This document serves as an educational resource primarily designed for the courses I teach, including:
- CSE 474/574 Introduction to Machine Learning
- CSE 455/555 Pattern Recognition
- CSE 676 Deep Learning
Additionally, it functions as a personal reference in the field of machine learning.
This compilation aims to provide an extensive overview and guide for students and practitioners of machine learning, incorporating a blend of direct references and adaptations from established texts and sources. It is intended for:
- Educational Aid: As a supplementary resource for teaching and learning.
- Reference Material: For personal and academic use.
This document is not authorized for commercial use, redistribution, or sale without explicit consent. To read the pdf version of the document: PDF
From my side there will be constant updates but in order to motivate my students to read I have a 3 bonus points if they make significant and meaningful contribution to each chapters of the note. I welcome contributions and feedback from the community! If you have suggestions, corrections, or additional material you think would enhance this resource, please feel free to contribute. Here's how you can do that:
- Fork the Repository: Create your own fork of the project.
- Make Changes: Add your contributions or modifications.
- Submit a Pull Request: Open a pull request to the original repository with a clear list of what you've done.
- Review & Merge: I will review your changes and merge them into the main document as appropriate.
Details on how to create a pull request: Creating a pull request
When contributing, please adhere to the following guidelines:
- Ensure that any added content is accurate and relevant to machine learning.
- Respect intellectual property and cite sources appropriately.

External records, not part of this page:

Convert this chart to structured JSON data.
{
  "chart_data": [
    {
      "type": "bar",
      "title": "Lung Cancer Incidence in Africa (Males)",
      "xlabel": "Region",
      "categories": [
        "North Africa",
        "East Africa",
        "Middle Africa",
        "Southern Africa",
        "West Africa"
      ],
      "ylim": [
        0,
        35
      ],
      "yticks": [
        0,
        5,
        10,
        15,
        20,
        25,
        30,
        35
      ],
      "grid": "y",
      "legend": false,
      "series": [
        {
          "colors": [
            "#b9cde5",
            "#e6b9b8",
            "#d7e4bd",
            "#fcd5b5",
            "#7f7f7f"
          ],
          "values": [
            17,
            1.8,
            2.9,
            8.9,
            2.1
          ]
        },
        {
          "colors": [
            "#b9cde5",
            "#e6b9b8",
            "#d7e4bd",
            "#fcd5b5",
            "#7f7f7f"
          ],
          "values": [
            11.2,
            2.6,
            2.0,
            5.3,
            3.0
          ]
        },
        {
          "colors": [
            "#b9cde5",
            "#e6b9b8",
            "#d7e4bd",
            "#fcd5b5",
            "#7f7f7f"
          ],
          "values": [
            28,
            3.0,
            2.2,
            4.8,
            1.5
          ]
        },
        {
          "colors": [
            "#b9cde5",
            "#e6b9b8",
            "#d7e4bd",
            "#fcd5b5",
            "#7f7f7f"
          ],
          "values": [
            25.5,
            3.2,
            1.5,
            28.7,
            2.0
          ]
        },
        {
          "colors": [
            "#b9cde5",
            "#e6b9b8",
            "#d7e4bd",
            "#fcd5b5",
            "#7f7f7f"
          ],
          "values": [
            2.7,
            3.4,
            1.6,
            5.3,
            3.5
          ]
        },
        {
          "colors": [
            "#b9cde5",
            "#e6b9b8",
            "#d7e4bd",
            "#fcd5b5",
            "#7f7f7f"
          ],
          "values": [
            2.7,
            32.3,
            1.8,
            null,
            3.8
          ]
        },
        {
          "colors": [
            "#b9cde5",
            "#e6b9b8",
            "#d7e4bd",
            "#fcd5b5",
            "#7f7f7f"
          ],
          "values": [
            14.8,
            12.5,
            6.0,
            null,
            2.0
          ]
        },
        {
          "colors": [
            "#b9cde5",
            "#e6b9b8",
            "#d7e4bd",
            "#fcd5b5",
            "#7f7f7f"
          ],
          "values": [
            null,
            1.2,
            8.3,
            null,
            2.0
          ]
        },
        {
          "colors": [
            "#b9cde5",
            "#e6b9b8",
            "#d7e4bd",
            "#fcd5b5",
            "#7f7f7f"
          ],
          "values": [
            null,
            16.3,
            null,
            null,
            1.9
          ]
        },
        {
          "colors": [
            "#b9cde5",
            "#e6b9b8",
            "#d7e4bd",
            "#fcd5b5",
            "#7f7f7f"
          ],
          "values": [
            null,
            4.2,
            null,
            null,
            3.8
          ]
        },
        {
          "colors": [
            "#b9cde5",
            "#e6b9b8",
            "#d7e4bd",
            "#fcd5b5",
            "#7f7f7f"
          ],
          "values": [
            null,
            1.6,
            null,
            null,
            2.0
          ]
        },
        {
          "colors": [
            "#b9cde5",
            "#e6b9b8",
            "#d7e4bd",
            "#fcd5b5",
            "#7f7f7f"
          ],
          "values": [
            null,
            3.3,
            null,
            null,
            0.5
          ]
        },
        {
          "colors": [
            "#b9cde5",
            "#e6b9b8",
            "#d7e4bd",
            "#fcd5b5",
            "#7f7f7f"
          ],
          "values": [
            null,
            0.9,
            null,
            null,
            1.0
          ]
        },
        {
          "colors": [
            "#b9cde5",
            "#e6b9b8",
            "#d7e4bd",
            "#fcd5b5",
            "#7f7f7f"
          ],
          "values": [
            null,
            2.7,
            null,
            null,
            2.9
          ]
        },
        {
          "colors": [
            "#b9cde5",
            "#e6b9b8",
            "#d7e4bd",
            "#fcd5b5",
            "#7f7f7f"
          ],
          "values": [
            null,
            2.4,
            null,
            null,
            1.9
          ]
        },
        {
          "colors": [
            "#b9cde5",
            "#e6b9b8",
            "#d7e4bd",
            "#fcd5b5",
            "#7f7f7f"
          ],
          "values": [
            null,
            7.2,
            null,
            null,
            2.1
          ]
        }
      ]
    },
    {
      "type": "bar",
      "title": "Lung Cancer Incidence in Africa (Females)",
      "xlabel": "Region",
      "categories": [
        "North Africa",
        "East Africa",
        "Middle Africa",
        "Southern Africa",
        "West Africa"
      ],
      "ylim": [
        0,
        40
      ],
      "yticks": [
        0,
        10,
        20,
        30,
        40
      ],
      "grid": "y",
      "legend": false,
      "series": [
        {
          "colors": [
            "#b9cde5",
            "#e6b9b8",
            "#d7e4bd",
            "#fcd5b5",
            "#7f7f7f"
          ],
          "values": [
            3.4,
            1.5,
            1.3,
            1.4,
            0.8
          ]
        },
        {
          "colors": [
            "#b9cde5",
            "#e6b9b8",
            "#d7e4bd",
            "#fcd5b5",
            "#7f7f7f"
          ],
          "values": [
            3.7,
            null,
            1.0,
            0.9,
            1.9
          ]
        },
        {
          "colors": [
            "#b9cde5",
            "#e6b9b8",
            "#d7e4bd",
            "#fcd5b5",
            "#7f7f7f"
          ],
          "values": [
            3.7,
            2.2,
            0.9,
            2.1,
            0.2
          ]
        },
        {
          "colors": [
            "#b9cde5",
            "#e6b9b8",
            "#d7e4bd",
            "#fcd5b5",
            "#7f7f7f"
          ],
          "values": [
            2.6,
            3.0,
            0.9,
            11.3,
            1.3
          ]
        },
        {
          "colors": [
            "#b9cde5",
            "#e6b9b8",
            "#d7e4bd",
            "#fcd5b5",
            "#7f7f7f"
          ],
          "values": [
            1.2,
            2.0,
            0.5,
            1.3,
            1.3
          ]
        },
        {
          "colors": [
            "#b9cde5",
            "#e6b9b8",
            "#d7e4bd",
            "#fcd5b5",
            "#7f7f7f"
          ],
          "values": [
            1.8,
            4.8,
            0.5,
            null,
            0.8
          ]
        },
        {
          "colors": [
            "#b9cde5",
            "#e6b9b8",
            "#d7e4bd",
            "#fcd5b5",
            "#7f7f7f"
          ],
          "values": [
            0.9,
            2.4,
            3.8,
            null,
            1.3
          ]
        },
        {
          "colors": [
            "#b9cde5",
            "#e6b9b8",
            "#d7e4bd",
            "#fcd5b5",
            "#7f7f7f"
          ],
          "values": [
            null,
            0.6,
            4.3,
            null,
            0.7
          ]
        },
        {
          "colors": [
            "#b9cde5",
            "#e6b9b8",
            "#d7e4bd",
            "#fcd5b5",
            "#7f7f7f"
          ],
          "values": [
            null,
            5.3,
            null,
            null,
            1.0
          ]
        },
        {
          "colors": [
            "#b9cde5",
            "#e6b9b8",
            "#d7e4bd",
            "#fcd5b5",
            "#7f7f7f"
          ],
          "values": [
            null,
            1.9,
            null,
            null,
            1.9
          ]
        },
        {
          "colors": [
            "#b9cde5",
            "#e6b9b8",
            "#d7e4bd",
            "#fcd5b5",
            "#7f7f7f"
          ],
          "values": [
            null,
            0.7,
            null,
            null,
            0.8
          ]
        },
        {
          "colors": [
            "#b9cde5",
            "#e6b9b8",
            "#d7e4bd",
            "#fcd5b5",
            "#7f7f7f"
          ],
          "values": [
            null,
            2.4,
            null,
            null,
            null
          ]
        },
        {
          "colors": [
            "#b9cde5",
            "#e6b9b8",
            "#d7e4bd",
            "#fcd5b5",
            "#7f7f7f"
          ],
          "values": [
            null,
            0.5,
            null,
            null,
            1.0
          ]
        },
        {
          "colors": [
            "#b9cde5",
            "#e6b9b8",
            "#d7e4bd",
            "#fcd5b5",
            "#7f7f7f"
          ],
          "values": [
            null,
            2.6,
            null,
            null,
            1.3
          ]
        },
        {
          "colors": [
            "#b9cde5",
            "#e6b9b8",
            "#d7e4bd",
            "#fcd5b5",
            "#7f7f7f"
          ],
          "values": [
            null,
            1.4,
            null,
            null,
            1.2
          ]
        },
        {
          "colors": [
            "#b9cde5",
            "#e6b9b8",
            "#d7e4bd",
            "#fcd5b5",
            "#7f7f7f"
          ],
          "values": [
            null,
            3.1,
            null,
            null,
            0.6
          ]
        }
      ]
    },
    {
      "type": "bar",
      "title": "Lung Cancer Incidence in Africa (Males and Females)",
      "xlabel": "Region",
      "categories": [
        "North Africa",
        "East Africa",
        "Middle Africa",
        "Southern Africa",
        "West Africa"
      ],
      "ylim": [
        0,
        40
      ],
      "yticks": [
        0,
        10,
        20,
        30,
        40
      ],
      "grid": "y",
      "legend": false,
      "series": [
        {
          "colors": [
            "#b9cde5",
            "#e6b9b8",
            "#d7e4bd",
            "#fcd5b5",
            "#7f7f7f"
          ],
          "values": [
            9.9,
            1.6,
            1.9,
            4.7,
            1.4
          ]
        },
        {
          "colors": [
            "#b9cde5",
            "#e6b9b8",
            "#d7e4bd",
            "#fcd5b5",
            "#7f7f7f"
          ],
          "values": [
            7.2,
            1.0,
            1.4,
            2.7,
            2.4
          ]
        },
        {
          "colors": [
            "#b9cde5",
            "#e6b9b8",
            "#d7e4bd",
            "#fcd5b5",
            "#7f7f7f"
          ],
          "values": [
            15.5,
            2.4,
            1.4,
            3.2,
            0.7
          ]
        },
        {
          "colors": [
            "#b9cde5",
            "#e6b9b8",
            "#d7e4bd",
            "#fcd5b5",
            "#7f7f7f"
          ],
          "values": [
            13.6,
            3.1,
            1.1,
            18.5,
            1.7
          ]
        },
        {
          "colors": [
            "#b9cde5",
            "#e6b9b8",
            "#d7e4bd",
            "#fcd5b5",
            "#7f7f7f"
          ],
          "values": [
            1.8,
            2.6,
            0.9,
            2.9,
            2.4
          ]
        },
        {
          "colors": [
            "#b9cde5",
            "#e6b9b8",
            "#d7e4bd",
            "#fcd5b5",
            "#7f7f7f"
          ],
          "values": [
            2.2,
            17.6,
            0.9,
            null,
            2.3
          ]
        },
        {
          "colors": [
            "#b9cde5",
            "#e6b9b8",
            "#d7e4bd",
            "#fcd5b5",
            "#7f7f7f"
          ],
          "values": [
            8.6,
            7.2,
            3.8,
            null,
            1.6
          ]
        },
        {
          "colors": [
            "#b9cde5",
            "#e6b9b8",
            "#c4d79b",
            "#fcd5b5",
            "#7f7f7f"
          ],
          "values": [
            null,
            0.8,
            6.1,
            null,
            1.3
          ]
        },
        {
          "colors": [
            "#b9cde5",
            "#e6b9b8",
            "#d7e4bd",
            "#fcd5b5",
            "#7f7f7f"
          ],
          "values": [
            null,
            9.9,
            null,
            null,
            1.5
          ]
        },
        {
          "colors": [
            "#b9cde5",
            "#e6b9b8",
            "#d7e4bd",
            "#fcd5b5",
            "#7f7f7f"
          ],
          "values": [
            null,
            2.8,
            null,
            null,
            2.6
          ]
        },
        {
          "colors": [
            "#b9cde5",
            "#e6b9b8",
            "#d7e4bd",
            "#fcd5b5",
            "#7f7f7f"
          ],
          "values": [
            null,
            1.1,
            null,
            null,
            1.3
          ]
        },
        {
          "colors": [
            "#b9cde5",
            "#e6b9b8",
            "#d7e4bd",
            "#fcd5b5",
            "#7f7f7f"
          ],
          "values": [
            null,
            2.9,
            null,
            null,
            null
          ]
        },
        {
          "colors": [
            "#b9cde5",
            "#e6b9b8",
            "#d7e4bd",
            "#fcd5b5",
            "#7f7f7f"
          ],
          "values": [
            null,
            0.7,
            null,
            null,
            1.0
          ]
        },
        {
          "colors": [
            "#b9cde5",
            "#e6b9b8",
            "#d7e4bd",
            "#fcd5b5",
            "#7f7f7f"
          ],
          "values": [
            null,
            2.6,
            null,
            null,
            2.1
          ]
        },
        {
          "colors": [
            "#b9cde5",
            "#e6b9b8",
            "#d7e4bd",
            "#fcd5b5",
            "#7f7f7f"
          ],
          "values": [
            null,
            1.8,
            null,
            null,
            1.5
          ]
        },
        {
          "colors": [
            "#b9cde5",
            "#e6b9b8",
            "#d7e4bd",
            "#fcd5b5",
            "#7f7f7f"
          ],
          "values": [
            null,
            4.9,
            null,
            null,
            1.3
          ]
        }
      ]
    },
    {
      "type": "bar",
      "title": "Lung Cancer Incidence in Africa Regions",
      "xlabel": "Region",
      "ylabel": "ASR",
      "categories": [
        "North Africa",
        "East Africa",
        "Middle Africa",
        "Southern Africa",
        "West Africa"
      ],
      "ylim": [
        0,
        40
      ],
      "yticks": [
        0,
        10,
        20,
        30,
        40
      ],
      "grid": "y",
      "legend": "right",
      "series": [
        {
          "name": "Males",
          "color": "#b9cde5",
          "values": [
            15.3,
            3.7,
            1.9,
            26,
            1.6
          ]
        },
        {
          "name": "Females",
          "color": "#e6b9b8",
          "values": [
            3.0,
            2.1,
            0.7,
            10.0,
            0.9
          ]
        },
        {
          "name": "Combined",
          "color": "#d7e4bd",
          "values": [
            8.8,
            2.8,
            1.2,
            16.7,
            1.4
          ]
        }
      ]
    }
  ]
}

- Maintain a respectful and constructive tone in discussions and pull requests.
LaTeX is a high-quality typesetting system; it includes features designed for the production of technical and scientific documentation. My preferred setup for writing LaTeX documents is Visual Studio Code (VSCode) with the LaTeX Workshop extension, offering a user-friendly and efficient LaTeX writing experience. Below is a guide to help you set up this environment.
To begin with, you need a LaTeX distribution installed on your computer.
- Windows: Use MiKTeX or TeX Live. MiKTeX is more user-friendly for beginners, while TeX Live is more comprehensive. Download from MiKTeX or TeX Live.
- macOS: Install MacTeX, which is a macOS version of TeX Live with additional tools. Download from MacTeX.
- Linux: Most Linux distributions include TeX Live in their package repositories. Install it using your package manager (for example,
sudo apt-get install texlive-full
in Ubuntu).
VSCode is a free, open-source editor with a wide array of features.
- Download and install VSCode from the official website.
LaTeX Workshop enhances VSCode with LaTeX typesetting capabilities.
- Open VSCode.
- Navigate to Extensions (
Ctrl+Shift+X
/Cmd+Shift+X
). - Search for "LaTeX Workshop" and install the extension.
Customize LaTeX Workshop settings for your needs.
- Go to
File > Preferences > Settings
(Code > Preferences > Settings
on macOS). - Search for "LaTeX Workshop" settings.
- Configure according to your preferences, like setting up a default compiler or enabling auto-build on save.
Now, you are ready to write LaTeX documents.
- Create a new file with a
.tex
extension in VSCode. - Write your LaTeX content.
- Use the build feature in LaTeX Workshop to compile your document into a PDF.
- Git Integration: VSCode's integrated support for Git is beneficial for version controlling your LaTeX documents.
- Live Preview: LaTeX Workshop supports live preview of your document.
- Custom Snippets: Create custom snippets for frequently used LaTeX commands to improve efficiency.
This setup with VSCode and LaTeX Workshop provides a powerful, modern environment for writing and managing LaTeX documents, blending LaTeX's typesetting capabilities with the features of a contemporary code editor.
The majority of the material referenced in this document comes from the following key sources:
- Zhang, Aston, et al. "Dive into Deep Learning." Cambridge University Press, 2023.
- Bishop, C. M., & Nasrabadi, N. M. "Pattern Recognition and Machine Learning" (Vol. 4, No. 4, p. 738). New York: Springer, 2006.
- Hart, P. E., Stork, D. G., & Duda, R. O. "Pattern Classification." Hoboken: Wiley, 2000.
- Burkov, A. "The Hundred-Page Machine Learning Book" (Vol. 1, p. 32). Quebec City, QC, Canada: Andriy Burkov, 2019.
- Burkov, A. "Machine Learning Engineering" (Vol. 1). Montreal, QC, Canada: True Positive Incorporated, 2020.
All other referenced materials and sources are cited in the bibliography section of this document.
For inquiries, permissions, or further information, please reach out to me at ( jueguo@buffalo.edu ).
This document is provided "as is," and the author makes no representations or warranties, express or implied, regarding its completeness, accuracy, or reliability.